Die bestens bekannten Tabellen erscheinen mit den üblichen Nachträgen in den
bisherigen Ausgaben. Empfehlende Worte sind bei den anerkannten Tafeln wohl nicht
erforderlich.
Die Sicherungswerke im
Eisenbahnbetriebe. Ein Lehr- und Nachschlagebuch für Betriebsbeamte und
Studirende des Eisenbahnwesens, enthaltend: Elektrische Telegraphen, Läutewerke,
Contactapparate, Blockeinrichtungen, Signal- und Weichenstellwerke und sonstige
Sicherungseinrichtungen von E. Schubert, 2. Aufl. mit
285 Textfiguren und 1 Tafel. Verlag von J. F. Bergmann.
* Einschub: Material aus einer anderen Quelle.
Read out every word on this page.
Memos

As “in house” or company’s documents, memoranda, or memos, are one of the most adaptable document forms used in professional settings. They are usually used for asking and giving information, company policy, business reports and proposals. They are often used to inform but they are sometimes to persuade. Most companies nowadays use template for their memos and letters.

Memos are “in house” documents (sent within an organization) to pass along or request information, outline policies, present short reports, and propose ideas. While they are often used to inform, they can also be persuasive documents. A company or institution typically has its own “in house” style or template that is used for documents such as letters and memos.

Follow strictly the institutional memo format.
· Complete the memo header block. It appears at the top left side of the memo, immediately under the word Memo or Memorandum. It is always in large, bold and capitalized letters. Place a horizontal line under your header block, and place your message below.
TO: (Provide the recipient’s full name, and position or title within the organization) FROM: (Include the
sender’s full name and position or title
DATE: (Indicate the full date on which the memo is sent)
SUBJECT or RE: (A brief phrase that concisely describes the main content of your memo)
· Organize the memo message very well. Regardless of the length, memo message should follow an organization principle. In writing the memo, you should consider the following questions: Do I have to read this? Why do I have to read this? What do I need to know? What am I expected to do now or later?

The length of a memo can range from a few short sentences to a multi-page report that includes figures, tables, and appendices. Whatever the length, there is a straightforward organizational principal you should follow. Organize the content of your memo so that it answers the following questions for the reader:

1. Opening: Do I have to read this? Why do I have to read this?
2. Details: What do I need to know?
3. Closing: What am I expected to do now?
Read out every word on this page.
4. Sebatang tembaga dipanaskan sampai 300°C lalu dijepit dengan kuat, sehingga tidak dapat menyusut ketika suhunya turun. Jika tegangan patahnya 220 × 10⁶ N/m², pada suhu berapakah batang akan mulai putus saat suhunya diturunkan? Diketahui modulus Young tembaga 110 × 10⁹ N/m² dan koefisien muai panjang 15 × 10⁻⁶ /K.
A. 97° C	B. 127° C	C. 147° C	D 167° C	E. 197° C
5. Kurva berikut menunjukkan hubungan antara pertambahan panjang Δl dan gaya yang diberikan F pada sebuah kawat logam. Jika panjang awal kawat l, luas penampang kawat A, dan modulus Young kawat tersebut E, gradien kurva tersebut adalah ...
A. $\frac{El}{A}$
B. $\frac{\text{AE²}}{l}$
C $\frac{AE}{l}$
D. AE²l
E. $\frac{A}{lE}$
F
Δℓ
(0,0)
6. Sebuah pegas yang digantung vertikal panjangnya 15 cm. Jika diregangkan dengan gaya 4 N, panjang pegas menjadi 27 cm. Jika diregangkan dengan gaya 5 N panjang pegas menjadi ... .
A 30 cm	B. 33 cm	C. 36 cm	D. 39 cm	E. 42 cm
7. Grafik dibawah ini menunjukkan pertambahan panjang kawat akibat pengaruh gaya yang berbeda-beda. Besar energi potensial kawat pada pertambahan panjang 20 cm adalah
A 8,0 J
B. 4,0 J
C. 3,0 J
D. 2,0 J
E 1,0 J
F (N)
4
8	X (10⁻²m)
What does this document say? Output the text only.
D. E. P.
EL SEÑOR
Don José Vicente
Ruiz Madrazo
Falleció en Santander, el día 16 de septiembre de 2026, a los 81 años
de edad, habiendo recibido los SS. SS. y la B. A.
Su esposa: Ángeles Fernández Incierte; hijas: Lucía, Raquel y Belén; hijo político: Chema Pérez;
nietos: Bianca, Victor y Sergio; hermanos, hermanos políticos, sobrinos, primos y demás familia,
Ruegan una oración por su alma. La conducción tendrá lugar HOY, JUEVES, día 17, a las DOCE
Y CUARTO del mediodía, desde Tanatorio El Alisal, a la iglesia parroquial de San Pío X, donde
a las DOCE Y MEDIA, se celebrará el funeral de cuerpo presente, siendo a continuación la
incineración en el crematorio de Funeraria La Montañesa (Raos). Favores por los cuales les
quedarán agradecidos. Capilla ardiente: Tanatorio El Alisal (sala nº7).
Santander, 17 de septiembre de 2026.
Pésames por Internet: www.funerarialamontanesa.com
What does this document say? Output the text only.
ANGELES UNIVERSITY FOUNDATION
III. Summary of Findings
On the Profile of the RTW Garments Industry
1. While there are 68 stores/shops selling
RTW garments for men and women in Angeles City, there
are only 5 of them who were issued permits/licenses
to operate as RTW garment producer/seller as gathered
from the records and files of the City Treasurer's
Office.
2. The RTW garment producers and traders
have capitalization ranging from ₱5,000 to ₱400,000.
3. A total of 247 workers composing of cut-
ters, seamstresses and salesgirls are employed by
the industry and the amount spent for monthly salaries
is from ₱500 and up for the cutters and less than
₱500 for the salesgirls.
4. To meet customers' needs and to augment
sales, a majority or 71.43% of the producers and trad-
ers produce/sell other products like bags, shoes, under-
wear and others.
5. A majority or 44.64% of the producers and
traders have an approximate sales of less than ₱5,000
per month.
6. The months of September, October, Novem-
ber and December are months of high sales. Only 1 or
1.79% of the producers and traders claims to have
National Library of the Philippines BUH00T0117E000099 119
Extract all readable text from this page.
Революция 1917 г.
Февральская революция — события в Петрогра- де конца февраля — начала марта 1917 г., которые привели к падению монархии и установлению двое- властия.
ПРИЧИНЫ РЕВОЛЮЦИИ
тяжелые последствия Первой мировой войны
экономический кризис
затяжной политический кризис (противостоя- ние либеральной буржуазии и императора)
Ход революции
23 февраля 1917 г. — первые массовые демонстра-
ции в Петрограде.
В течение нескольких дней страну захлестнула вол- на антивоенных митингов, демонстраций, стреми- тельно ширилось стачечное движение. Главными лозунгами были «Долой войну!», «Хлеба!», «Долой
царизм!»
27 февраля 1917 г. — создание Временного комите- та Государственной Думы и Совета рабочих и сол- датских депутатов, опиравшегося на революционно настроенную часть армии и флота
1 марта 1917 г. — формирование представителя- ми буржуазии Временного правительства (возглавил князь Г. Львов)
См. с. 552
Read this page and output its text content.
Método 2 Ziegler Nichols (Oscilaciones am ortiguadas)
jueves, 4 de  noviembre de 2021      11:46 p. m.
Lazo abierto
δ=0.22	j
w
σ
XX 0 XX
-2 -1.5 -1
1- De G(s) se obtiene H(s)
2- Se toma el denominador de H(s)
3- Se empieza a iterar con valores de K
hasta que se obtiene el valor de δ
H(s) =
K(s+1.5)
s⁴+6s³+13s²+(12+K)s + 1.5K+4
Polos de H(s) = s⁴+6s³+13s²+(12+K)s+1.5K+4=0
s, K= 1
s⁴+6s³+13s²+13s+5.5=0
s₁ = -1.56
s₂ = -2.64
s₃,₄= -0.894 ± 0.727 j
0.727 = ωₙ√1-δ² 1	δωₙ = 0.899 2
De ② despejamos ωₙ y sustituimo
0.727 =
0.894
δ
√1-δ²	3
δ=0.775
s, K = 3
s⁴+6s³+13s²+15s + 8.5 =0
Wiesbaden. 207 S.
Der ausführliche Titel des Werkes enthebt uns der weiteren Inhaltsangabe; die
Behandlung des Stoffes reiht sich den bekannten Werken Schuberts würdig an. Das Werk kann strebsamen Eisenbahntechnikern zum
Selbststudium angelegentlichst empfohlen werden, um so mehr, als es auch die
nöthigen Vorkenntnisse in der Elektricitätslehre bringt.